SHADOW OF A DOUBT is classic Alfred Hitchcock from 1943, an intense and enjoyable black & white thriller about a very different time.
Young Charlotte "Charlie" is at that age where teenagers find their home lives boring, their parents annoying and their siblings intolerable.
She's very excited when she learns her namesake Uncle Charlie (Joseph Cotton) is coming to visit their small town. Well traveled, perfectly coiffed and always bearing gifts, Uncle Charlie brings mystery and a worldly attitude to Charlie's little world.
What we soon learn is that Uncle Charlie also brings detectives on his trail, confident that he is a serial killer of widows and a world class thief.
Teresa Wright is terrific as Charlie's niece, innocence tinged with enough curiosity to find trouble.
Cotton is equal parts charm & menace in a terrific performance as Uncle Charlie.

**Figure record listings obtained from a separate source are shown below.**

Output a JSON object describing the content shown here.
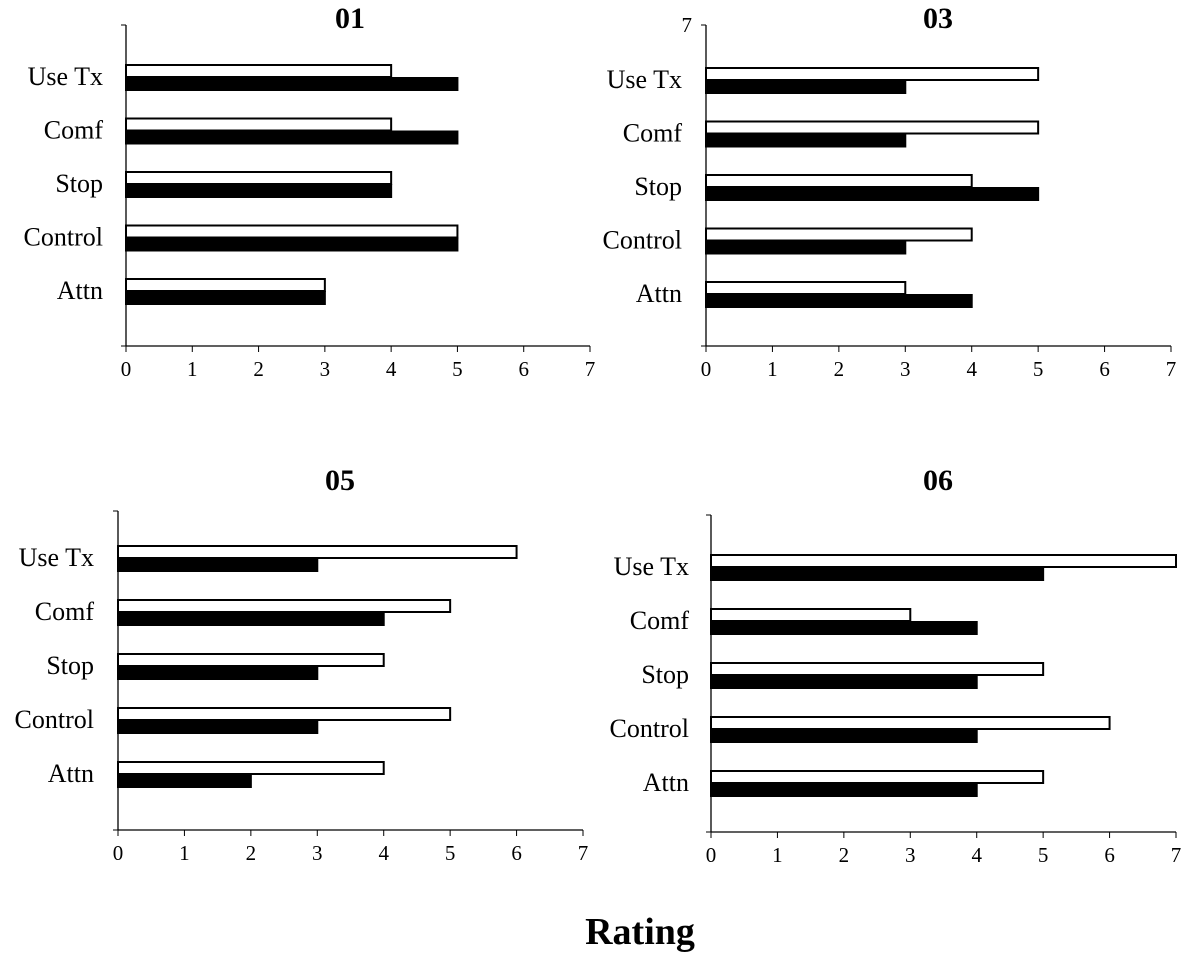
{
  "figure": {
    "xlabel": "Rating"
  },
  "chart_data": [
    {
      "type": "bar",
      "orientation": "horizontal",
      "title": "01",
      "categories": [
        "Use Tx",
        "Comf",
        "Stop",
        "Control",
        "Attn"
      ],
      "series": [
        {
          "values": [
            4,
            4,
            4,
            5,
            3
          ],
          "color": "#ffffff"
        },
        {
          "values": [
            5,
            5,
            4,
            5,
            3
          ],
          "color": "#000000"
        }
      ],
      "xlim": [
        0,
        7
      ],
      "xticks": [
        "0",
        "1",
        "2",
        "3",
        "4",
        "5",
        "6",
        "7"
      ],
      "yaxis_top_tick": "",
      "grid": false
    },
    {
      "type": "bar",
      "orientation": "horizontal",
      "title": "03",
      "categories": [
        "Use Tx",
        "Comf",
        "Stop",
        "Control",
        "Attn"
      ],
      "series": [
        {
          "values": [
            5,
            5,
            4,
            4,
            3
          ],
          "color": "#ffffff"
        },
        {
          "values": [
            3,
            3,
            5,
            3,
            4
          ],
          "color": "#000000"
        }
      ],
      "xlim": [
        0,
        7
      ],
      "xticks": [
        "0",
        "1",
        "2",
        "3",
        "4",
        "5",
        "6",
        "7"
      ],
      "yaxis_top_tick": "7",
      "grid": false
    },
    {
      "type": "bar",
      "orientation": "horizontal",
      "title": "05",
      "categories": [
        "Use Tx",
        "Comf",
        "Stop",
        "Control",
        "Attn"
      ],
      "series": [
        {
          "values": [
            6,
            5,
            4,
            5,
            4
          ],
          "color": "#ffffff"
        },
        {
          "values": [
            3,
            4,
            3,
            3,
            2
          ],
          "color": "#000000"
        }
      ],
      "xlim": [
        0,
        7
      ],
      "xticks": [
        "0",
        "1",
        "2",
        "3",
        "4",
        "5",
        "6",
        "7"
      ],
      "yaxis_top_tick": "",
      "grid": false
    },
    {
      "type": "bar",
      "orientation": "horizontal",
      "title": "06",
      "categories": [
        "Use Tx",
        "Comf",
        "Stop",
        "Control",
        "Attn"
      ],
      "series": [
        {
          "values": [
            7,
            3,
            5,
            6,
            5
          ],
          "color": "#ffffff"
        },
        {
          "values": [
            5,
            4,
            4,
            4,
            4
          ],
          "color": "#000000"
        }
      ],
      "xlim": [
        0,
        7
      ],
      "xticks": [
        "0",
        "1",
        "2",
        "3",
        "4",
        "5",
        "6",
        "7"
      ],
      "yaxis_top_tick": "",
      "grid": false
    }
  ]
}
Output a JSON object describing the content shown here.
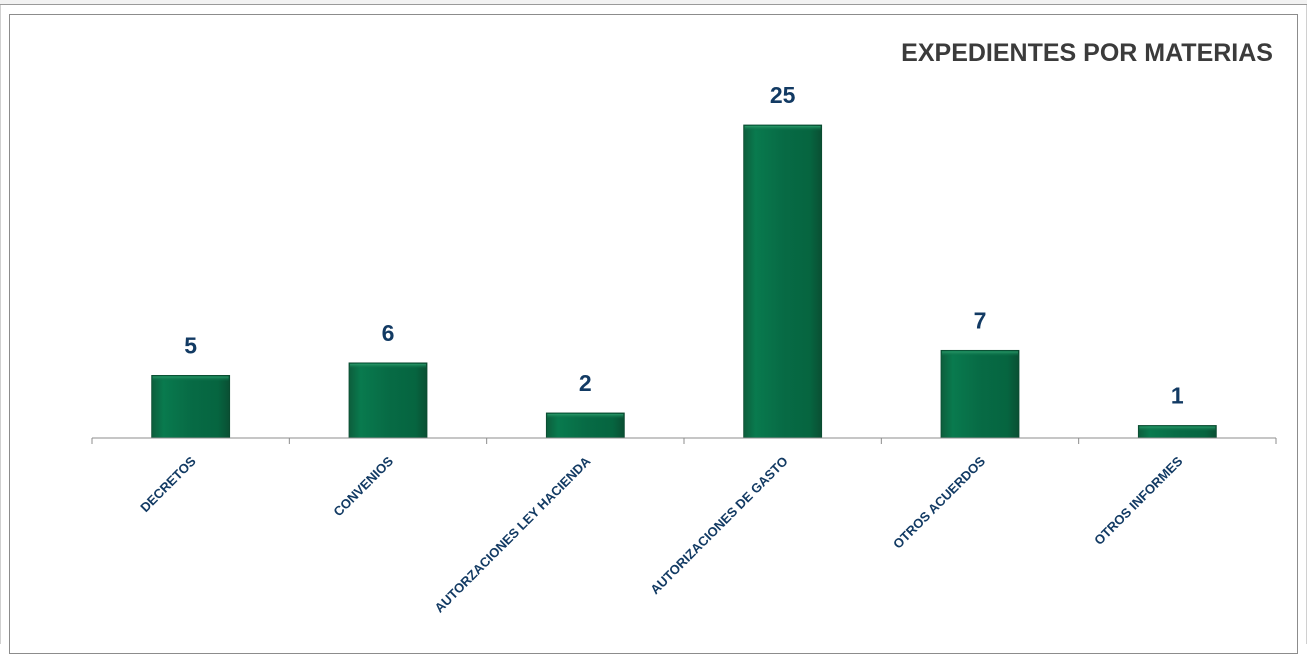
{
  "chart_data": {
    "type": "bar",
    "title": "EXPEDIENTES POR MATERIAS",
    "categories": [
      "DECRETOS",
      "CONVENIOS",
      "AUTORZACIONES LEY HACIENDA",
      "AUTORIZACIONES DE GASTO",
      "OTROS ACUERDOS",
      "OTROS INFORMES"
    ],
    "values": [
      5,
      6,
      2,
      25,
      7,
      1
    ],
    "xlabel": "",
    "ylabel": "",
    "ylim": [
      0,
      25
    ],
    "grid": false,
    "legend": "none",
    "bar_color": "#076b45",
    "label_color": "#123a63",
    "title_color": "#3b3b3b"
  }
}
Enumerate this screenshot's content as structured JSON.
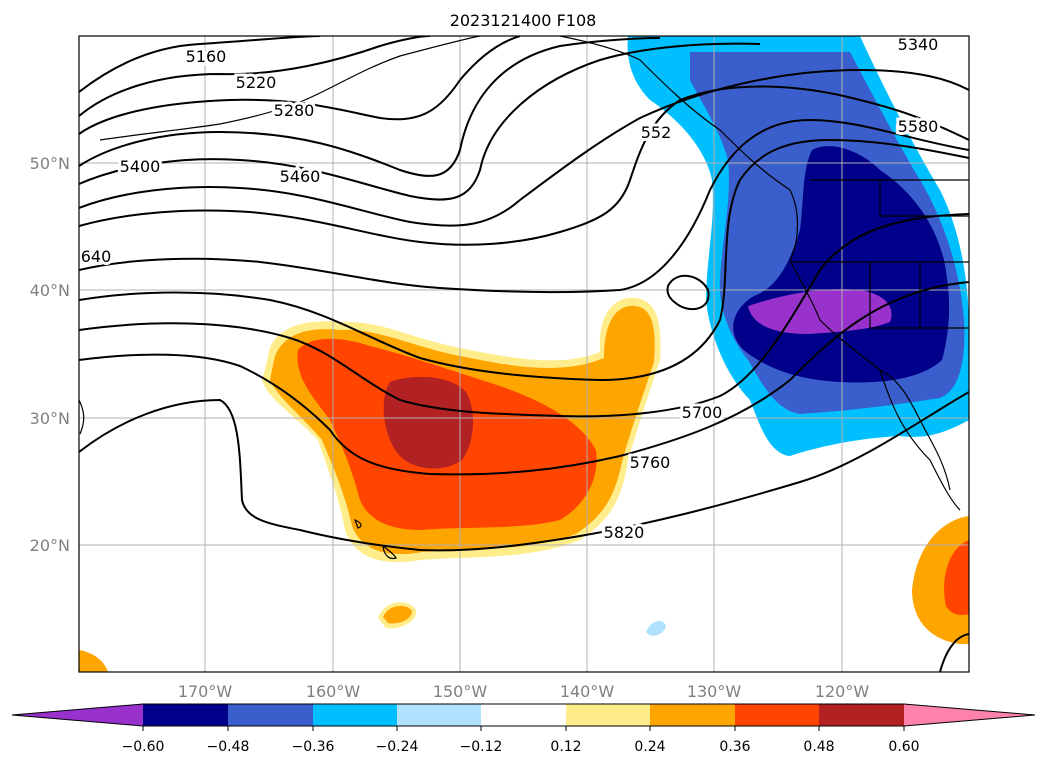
{
  "title": "2023121400 F108",
  "lat_labels": [
    "50°N",
    "40°N",
    "30°N",
    "20°N"
  ],
  "lon_labels": [
    "170°W",
    "160°W",
    "150°W",
    "140°W",
    "130°W",
    "120°W"
  ],
  "contour_labels": [
    "5160",
    "5220",
    "5280",
    "5340",
    "5400",
    "5460",
    "552",
    "5580",
    "640",
    "5700",
    "5760",
    "5820"
  ],
  "colorbar": {
    "tick_labels": [
      "−0.60",
      "−0.48",
      "−0.36",
      "−0.24",
      "−0.12",
      "0.12",
      "0.24",
      "0.36",
      "0.48",
      "0.60"
    ],
    "colors": [
      "#9932cc",
      "#00008b",
      "#3a5fcd",
      "#00bfff",
      "#b0e2ff",
      "#ffffff",
      "#ffec8b",
      "#ffa500",
      "#ff4500",
      "#b22222",
      "#ff82ab"
    ]
  },
  "colors": {
    "contour": "#000000",
    "grid": "#b0b0b0",
    "coast": "#000000"
  }
}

Hitchcock is in fine form, crafting what appears to be a quiet piece about a small town and then slowly raising the heat until the suspense oozes off the screen.
It's a clever screenplay by Thornton Wilder, well played by a great cast, including a very young Hume Cronyn, who spends much of the film discussing "the perfect murder' with Charlotte's father, a fellow mystery buff.
If only they'd look up from their hardbound mysteries and see the emerging drama happening all around them!
Terrific Hitchcock. There's no shadow of a doubt it gets an A.